PAR CES MOTIFS, La Chambre civile : A la forme : Déclare recevable le recours interjeté le 30 août 2018 par A______ contre le jugement JTPI/10195/2018 rendu le 27 juin 2018 par le Tribunal de première instance dans la cause C/4450/2017-15. Au fond : Le rejette. Déboute les parties de toutes autres conclusions. Sur les frais : Arrête les frais judiciaires de recours à 1'600 fr., les met à la charge de A______, et les compense avec l'avance de frais, laquelle reste acquise à l'Etat de Genève. Dit qu'il ne sera pas alloué de dépens de recours. Siégeant : Madame Jocelyne DEVILLE-CHAVANNE, présidente; Mesdames Verena PEDRAZZINI RIZZI et Nathalie LANDRY-BARTHE, juges; Madame Jessica ATHMOUNI, greffière.

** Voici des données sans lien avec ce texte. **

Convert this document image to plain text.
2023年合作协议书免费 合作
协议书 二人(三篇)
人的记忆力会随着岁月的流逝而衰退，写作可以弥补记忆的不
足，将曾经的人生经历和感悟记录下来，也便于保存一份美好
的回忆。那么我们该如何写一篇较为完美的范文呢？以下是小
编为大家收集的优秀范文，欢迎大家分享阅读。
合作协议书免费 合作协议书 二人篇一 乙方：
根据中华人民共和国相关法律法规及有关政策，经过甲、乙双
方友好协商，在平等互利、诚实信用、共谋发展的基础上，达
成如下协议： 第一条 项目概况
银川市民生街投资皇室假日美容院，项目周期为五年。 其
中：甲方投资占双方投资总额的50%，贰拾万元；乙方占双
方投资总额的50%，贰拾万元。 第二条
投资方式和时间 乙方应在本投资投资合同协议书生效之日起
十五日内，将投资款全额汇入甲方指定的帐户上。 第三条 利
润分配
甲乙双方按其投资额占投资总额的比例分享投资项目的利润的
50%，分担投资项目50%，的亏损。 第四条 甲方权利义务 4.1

La présidente : Jocelyne DEVILLE-CHAVANNE
La greffière : Jessica ATHMOUNI
Indication des voies de recours : Conformément aux art. 113 ss de la loi fédérale sur le Tribunal fédéral du 17 juin 2005 (LTF; RS 173.110), le présent arrêt peut être porté dans les trente jours qui suivent sa notification avec expédition complète (art 100 al. 1 LTF) par-devant le Tribunal fédéral par la voie du recours constitutionnel subsidiaire. Le recours doit être adressé au Tribunal fédéral, 1000 Lausanne 14. Valeur litigieuse des conclusions pécuniaires au sens de la LTF inférieure à 30'000 fr.